Saturday, May 22, 2010

The Killer Elite

Cinema is, as we all know, the stuff that dreams are made of, all our romantic reveries and adventurous daydreams come to life, a projection of the perfect world we'd ideally love to be living in, full of excitement and happy endings. Or it would be if it wasn't for one little problem: not all our dreams are so wholesome. In fact some are downright dark and scary. And nothing can get at the malign impulses that lurk in our subconscious quite like cinema. It's something filmmakers have known since the earliest days, audiences love the vicarious thrill of illicit acts just as much as wholesome ones.



Which brings us to the horror and fascination we have with those who disobey the most serious of all the Ten Commandments. As Ernest Hemingway once observed, ''when a man is still in rebellion against death he has pleasure in taking to himself one of the Godlike attributes, that of giving it. This is one of the most profound feelings in those men who enjoy killing.'' What he neglected to mention was the pleasure an audience often experiences, whether it's in the bullring or the omniplex, while watching this rebellion against death. It's a primeval experience, a ritualistic act, one that connects cinema to ancient rites and religious transfiguration. The cinematic killer enacts our hidden desire to kill and our hidden relief that the victim is someone else. They die for us, so we don't have to. They kill for us, so we don't have to.



So whether it's the serial killer, the vigilante or the hitman, the killer is always with us, haunting our dreams, charming our worst instincts, hunting us down with remorseless determination. With Michael Winterbottom's The Killer Inside Me set to be the latest profile of one of cinema's most troubling and enduring residents, it's time to look back on five of the more memorable ones.

1. Speaking of Hemingway, his famous short-story The Killers was the basis for one of the great film noirs of the 1940s. Two hitmen arrive in a small town to kill someone called 'the Swede'. They wait in a diner for him to arrive. The film goes on to expand on this simple set-up, giving us the back story as to why the Swede has ended up here, (it's all a girl's fault wouldn'tcha know) but it starts with a faithful recreation of the original story in all its noirish menace.



2. We can't talk killers, of course, without talking Hitchcock. Killers were one of specialities and I could easily pick five clips from his films alone. In the end I choose Bruno Anthony from Strangers On A Train. It's in incomparable performance from Robert Walker, the killer as psychopath, victim and charmer all in one. Hitchcock was always trying to implicate us in his murderous schemes, manipulating us to identify with killers, and here as Bruno murders the woman at the carnival, Hitch literally lowers her body into our laps, presents her to us as a sacrifical offering.
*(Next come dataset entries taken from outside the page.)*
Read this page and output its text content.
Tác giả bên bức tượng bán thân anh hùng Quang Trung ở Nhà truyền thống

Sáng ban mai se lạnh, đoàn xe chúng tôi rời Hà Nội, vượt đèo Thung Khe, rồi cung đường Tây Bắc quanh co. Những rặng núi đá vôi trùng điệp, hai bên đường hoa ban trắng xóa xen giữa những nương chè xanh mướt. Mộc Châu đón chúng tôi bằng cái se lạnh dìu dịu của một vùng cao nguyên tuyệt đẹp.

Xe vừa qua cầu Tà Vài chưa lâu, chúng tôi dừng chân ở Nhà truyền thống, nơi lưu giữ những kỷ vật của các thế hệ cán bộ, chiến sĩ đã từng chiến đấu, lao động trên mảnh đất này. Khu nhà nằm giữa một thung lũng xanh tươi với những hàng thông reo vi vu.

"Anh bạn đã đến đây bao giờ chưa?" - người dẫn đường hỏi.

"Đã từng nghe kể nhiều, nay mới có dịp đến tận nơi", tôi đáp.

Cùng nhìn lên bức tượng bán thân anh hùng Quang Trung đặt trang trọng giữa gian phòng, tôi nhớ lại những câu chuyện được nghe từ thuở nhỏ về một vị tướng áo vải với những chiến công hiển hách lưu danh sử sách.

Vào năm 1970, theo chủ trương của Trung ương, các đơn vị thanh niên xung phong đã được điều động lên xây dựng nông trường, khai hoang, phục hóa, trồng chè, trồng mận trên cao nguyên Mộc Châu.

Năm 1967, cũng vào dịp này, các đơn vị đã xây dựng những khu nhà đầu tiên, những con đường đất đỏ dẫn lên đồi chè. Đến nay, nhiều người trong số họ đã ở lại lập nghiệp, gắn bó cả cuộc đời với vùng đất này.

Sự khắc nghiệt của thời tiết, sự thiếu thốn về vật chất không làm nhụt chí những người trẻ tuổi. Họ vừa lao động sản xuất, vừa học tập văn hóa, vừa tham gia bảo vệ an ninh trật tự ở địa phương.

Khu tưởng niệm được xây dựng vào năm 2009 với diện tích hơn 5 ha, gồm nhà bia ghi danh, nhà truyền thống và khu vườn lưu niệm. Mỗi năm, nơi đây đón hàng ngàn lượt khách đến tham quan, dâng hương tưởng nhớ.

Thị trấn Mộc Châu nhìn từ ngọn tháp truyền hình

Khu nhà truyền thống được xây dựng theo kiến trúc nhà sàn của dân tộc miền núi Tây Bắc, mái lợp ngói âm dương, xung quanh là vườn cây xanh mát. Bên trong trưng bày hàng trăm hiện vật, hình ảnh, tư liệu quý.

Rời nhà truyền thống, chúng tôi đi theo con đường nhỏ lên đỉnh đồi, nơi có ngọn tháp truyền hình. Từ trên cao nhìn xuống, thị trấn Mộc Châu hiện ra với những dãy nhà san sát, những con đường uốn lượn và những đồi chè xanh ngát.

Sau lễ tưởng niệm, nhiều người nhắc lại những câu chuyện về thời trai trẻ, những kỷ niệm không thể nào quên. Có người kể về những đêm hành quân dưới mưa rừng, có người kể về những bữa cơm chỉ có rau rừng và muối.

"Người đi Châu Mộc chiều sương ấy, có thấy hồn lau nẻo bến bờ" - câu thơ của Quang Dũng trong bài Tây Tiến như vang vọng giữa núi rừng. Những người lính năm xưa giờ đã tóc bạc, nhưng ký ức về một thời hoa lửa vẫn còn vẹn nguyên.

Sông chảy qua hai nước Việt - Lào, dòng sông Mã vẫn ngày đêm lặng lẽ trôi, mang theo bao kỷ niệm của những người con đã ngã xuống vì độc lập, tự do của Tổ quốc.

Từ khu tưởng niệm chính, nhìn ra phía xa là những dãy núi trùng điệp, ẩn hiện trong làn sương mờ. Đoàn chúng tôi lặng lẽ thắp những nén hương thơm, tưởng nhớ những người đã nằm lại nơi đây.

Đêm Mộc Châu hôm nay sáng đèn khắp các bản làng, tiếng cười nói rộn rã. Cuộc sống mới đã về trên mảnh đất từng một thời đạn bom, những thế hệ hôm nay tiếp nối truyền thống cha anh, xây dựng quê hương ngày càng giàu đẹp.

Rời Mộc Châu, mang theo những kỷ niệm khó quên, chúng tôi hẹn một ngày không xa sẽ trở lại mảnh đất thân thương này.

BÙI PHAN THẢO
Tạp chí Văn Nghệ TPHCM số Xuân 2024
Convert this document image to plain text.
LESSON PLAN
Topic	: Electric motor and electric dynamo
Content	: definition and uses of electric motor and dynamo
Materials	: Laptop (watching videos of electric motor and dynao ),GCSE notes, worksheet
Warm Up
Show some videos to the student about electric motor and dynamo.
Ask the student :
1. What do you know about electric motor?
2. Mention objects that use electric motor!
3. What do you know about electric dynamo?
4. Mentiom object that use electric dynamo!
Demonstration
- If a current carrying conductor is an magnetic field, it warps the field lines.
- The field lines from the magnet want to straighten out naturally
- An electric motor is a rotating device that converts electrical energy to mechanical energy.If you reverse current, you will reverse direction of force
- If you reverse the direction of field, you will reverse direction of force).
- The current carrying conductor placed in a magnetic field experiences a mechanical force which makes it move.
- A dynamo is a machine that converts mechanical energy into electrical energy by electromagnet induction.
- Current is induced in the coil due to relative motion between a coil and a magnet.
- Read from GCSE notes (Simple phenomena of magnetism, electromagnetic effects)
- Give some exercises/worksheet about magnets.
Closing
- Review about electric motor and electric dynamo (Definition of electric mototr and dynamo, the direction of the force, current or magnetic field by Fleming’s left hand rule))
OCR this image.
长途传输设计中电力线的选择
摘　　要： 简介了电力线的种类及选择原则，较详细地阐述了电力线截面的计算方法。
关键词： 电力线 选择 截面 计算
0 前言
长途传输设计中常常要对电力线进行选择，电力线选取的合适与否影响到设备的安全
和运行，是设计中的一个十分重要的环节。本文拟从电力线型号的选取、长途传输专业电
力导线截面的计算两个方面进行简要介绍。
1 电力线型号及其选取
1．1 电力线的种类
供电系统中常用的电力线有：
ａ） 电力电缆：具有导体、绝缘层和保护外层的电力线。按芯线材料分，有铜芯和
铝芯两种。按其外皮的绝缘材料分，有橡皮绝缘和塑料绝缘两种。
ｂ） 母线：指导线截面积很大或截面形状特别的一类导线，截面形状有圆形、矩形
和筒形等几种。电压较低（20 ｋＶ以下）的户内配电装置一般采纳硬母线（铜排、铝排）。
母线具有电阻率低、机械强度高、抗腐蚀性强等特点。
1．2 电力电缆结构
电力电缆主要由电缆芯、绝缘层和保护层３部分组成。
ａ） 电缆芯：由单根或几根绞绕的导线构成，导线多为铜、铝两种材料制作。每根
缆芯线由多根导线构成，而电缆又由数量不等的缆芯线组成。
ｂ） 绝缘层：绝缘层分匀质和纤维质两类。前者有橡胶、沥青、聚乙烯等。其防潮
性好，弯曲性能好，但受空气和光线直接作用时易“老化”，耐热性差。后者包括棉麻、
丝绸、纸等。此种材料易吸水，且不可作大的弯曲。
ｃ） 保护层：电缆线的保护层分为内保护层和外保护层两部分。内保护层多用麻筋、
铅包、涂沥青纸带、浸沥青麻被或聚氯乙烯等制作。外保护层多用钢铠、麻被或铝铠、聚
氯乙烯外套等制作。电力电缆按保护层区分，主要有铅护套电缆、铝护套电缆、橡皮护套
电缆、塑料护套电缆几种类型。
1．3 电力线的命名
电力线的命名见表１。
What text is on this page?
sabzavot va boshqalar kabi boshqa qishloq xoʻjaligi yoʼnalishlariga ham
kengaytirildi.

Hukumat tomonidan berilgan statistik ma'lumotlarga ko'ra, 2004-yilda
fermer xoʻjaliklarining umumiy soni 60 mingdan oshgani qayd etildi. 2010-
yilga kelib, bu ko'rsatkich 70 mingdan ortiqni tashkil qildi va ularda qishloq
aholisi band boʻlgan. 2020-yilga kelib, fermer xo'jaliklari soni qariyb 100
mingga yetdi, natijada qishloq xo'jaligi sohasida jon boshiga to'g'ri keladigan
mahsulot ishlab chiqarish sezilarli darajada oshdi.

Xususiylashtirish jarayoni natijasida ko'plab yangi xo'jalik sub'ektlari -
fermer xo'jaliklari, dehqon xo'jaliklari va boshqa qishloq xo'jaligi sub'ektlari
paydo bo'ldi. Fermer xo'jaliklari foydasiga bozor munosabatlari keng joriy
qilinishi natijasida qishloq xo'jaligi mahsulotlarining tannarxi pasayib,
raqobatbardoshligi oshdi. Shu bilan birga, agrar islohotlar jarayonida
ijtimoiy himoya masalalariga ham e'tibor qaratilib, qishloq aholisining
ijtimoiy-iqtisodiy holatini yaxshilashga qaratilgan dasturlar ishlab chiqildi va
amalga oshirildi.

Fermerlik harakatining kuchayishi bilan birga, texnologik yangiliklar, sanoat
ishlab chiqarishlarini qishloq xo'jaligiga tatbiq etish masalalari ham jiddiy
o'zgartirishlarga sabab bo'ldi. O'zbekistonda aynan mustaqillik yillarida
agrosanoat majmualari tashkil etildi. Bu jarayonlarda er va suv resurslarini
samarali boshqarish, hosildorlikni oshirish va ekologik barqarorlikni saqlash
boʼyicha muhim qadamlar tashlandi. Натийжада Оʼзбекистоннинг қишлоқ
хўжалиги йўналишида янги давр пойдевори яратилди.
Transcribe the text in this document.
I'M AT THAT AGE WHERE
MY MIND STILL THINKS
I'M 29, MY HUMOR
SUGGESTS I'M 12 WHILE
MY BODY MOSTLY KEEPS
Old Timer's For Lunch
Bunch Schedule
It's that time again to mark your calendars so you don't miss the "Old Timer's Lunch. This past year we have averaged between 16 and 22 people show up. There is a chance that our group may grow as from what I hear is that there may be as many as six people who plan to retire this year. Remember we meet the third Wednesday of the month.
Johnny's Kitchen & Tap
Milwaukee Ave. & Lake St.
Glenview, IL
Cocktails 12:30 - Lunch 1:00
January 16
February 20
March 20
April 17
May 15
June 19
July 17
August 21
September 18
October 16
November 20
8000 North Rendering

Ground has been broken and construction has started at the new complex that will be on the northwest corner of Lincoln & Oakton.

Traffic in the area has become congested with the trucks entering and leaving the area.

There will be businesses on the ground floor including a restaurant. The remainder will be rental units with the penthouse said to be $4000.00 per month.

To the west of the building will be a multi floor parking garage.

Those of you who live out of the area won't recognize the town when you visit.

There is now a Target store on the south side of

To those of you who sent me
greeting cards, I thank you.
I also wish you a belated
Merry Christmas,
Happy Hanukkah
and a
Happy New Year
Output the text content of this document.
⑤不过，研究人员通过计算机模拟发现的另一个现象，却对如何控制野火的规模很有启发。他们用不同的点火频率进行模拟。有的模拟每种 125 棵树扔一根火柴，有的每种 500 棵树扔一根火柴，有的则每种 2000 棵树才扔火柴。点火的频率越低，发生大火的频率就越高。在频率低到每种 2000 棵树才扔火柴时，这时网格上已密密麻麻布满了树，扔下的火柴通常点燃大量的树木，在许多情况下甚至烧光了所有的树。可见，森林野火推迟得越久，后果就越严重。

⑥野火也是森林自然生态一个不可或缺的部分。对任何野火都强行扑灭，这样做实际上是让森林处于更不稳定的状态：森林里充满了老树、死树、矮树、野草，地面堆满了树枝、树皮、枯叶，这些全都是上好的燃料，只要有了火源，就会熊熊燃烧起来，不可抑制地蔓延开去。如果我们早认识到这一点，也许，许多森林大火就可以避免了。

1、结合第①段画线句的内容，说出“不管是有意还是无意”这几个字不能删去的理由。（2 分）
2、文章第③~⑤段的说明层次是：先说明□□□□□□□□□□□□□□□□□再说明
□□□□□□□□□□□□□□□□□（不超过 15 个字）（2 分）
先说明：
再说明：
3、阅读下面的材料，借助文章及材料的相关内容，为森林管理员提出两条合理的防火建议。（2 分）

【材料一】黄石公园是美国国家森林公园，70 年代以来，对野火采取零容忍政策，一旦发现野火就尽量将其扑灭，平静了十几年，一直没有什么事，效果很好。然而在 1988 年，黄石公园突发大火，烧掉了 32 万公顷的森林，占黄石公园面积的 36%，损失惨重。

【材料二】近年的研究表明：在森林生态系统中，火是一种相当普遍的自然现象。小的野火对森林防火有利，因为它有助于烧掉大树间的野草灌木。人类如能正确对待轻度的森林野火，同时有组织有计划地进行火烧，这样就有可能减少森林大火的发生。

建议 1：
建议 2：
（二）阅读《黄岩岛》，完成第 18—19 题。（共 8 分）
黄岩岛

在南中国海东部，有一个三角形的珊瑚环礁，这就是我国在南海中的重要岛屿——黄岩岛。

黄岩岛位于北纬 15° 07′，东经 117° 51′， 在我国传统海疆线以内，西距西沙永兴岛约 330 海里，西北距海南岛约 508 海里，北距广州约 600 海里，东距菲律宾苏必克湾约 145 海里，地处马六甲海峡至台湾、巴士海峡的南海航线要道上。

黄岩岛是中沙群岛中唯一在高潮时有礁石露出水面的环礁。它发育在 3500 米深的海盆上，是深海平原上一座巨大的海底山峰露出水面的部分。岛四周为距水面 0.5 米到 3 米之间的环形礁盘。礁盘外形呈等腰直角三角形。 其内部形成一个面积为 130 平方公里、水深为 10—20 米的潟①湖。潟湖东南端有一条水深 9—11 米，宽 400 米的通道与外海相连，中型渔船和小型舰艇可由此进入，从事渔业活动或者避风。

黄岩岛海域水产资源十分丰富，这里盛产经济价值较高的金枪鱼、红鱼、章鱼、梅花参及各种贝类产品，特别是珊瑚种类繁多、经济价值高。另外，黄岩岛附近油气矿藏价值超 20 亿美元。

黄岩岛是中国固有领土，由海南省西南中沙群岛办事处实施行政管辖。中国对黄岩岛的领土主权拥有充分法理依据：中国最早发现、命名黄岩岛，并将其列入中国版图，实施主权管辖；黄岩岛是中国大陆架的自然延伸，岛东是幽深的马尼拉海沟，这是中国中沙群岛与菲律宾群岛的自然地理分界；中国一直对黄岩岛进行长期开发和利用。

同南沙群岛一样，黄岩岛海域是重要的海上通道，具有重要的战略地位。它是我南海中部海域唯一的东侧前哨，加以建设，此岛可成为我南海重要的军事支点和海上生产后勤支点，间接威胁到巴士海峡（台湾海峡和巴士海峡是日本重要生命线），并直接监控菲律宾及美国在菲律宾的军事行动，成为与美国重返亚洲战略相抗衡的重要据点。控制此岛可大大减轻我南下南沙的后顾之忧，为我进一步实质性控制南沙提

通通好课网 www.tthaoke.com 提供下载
3. It's hard to imagine the western without killers. The gunslinger, the outlaw and the gun-for-hire were staples of pretty much every western ever made. So an enormous wealth of ornery so-and-sos in black hats to choose from then. I've gone for an Italian take on this most American of genres. Surely few killers have ever had a cooler (or better soundtracked) entrance than blue-eyed Frank in Sergio Leone's Once Upon A Time In The West. The fact that Frank is played by Henry Fonda, that paragon of liberal justice in films like The Grapes of Wrath and Twelve Angry Men only makes it all the better.



4. Not all movie killers are human, of course. Monsters, alien creatures and pissed-off animals have all menaced mankind over the years. Most of these can be explained by the unpredictability of nature or our instinctual fear of the unknown. Movies where we imagine being preyed upon by our own technology, on the other hand, are harder to explain. John Carpenter's Christine (1983) is a good example of this. In Stephen King's original book the car was haunted. In the film, however, it has no discernable reason for turning on humanity. It's just bad and it wants to kill us. Technophobia was clearly in the air. Maybe Christine travelled back from the same future depicted the following year in The Terminator, where all our machines have finally risen up against us?



5. And finally, a more recent phenomenon is the arrival of the female killer. It's been a staple of exploitation movies and comic books for some time of course, but it's been gradually making its way into the mainstream as trash aesthetics and comic book sensibilities have taken over popular culture. It's female empowerment meets geek boy fantasy in an unholy alliance and it surely reached a new zenith this year with Hit Girl's gleeful carnage in the wonderful Kick Ass.

1 comment:

  1. Cool selection. Looking forward to The Killer Inside Me because the book is one of my all-time favourites and Casey Affleck is really turning into a interesting actor.